Il est orphelin et sera placé dans diverses familles. Fuyant les orphelinats, il rejoint à New York le dernier membre vivant de sa famille.
L’AMERIQUE
Il débarque aux États-Unis le 14 décembre 1950. Il n’en repartira jamais. Le jeune Henri Dauman rêve de cinéma mais se décide, par vocation, à devenir photographe. Autodidacte et débrouillard, le petit frenchy séduit et convainc.
Petit à petit, il élargit son carnet de commandes.
Se définissant comme un « One-Man Agency », il revendique sa liberté d’action et refuse tout poste fixe. Il fera d’ailleurs de cette liberté du photographe, une morale et un combat.

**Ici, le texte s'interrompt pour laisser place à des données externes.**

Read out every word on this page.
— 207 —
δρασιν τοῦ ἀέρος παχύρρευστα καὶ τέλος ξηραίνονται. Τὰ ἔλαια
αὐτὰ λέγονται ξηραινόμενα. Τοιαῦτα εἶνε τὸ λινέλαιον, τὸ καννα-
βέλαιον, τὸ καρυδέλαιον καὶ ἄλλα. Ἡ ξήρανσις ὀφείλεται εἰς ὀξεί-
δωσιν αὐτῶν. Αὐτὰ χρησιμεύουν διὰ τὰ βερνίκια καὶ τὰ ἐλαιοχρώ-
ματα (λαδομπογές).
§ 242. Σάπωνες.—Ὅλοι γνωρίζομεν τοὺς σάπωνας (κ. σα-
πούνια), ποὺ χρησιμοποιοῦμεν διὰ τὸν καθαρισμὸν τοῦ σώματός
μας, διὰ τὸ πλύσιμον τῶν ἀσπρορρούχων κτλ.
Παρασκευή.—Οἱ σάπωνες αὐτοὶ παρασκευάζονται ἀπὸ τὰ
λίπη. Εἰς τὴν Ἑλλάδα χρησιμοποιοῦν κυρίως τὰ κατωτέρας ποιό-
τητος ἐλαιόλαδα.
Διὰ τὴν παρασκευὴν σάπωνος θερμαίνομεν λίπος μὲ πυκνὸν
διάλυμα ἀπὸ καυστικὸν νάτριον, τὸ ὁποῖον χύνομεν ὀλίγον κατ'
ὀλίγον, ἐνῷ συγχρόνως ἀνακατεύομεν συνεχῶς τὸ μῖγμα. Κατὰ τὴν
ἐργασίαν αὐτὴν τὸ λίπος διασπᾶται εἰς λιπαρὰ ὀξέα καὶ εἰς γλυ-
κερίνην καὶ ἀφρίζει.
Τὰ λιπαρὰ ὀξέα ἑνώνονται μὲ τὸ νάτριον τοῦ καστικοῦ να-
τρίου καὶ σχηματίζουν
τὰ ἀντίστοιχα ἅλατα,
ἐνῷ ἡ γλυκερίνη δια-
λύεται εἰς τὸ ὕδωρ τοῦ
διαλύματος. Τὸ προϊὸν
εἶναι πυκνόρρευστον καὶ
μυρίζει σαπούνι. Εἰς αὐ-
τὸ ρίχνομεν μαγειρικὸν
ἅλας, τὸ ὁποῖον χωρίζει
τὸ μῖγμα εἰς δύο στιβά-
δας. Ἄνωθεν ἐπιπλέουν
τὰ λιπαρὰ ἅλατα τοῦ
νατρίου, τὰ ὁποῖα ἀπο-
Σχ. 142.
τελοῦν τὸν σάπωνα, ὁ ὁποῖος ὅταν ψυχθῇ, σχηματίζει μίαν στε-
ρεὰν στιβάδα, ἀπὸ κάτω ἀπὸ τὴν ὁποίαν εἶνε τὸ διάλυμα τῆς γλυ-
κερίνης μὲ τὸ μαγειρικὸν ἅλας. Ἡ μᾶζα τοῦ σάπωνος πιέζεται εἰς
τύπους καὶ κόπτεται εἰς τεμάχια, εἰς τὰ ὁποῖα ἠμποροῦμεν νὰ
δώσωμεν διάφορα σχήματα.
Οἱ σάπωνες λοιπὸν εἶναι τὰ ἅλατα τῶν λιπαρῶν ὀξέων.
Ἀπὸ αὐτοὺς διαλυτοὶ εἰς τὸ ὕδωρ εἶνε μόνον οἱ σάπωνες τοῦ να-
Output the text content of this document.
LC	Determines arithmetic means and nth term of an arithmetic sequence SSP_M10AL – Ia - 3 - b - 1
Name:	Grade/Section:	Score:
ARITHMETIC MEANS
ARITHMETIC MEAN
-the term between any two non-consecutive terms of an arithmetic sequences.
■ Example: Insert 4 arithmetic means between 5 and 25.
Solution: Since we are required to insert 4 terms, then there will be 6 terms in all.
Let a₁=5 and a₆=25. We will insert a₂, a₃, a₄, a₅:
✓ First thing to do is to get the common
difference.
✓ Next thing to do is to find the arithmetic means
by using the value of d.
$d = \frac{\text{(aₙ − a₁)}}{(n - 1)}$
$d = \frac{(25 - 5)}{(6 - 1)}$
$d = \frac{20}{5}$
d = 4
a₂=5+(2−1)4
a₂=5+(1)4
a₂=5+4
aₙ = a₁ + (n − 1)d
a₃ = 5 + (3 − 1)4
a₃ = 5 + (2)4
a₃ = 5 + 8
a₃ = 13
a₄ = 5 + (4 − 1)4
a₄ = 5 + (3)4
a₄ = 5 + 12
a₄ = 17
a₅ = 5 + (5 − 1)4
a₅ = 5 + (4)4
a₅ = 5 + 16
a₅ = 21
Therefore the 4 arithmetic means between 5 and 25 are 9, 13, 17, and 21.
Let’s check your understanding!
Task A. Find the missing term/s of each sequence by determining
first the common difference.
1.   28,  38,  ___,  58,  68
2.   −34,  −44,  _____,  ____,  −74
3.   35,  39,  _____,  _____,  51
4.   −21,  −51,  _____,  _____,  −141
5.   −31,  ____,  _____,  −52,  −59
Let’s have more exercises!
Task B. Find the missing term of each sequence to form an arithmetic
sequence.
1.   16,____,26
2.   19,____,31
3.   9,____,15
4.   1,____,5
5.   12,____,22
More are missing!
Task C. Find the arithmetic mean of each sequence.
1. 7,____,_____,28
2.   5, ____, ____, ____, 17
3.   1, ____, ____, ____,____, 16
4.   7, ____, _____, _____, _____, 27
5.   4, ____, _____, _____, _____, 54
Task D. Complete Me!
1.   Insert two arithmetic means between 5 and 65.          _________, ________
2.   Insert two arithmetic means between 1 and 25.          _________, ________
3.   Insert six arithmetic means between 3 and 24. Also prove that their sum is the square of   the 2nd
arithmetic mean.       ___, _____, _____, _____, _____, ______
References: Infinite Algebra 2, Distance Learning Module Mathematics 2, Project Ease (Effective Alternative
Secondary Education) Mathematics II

Henri Dauman a écrit l’une des pages du photojournalisme américain. Sa carrière a commencé comme correspondant à New York pour France Dimanche, Le Figaro, Paris Match, puis il devient l’un des reporters les plus prolifiques de LIFE Magazineou NewsWeek.
Marilyn Monroe, Brigitte Bardot, Jacqueline Kennedy, Andy Warhol, Elvis Presley ont été, entre autres, des « modèles » de choix. Mais il est aussi le témoin des grandes avancées sociales américaines en couvrant notamment les mouvements Civic Rights, voire les guerres du Vietnam ou d’Indochine. Il suit les Kennedy jusqu’aux funérailles et Nikita Khrouchtchev dans une tournée mondiale historique.
Dans son appartement de l’Upper East Side, des milliers de négatifs, autant de planches-contacts et des centaines de tirages « vintages » reposent silencieusement.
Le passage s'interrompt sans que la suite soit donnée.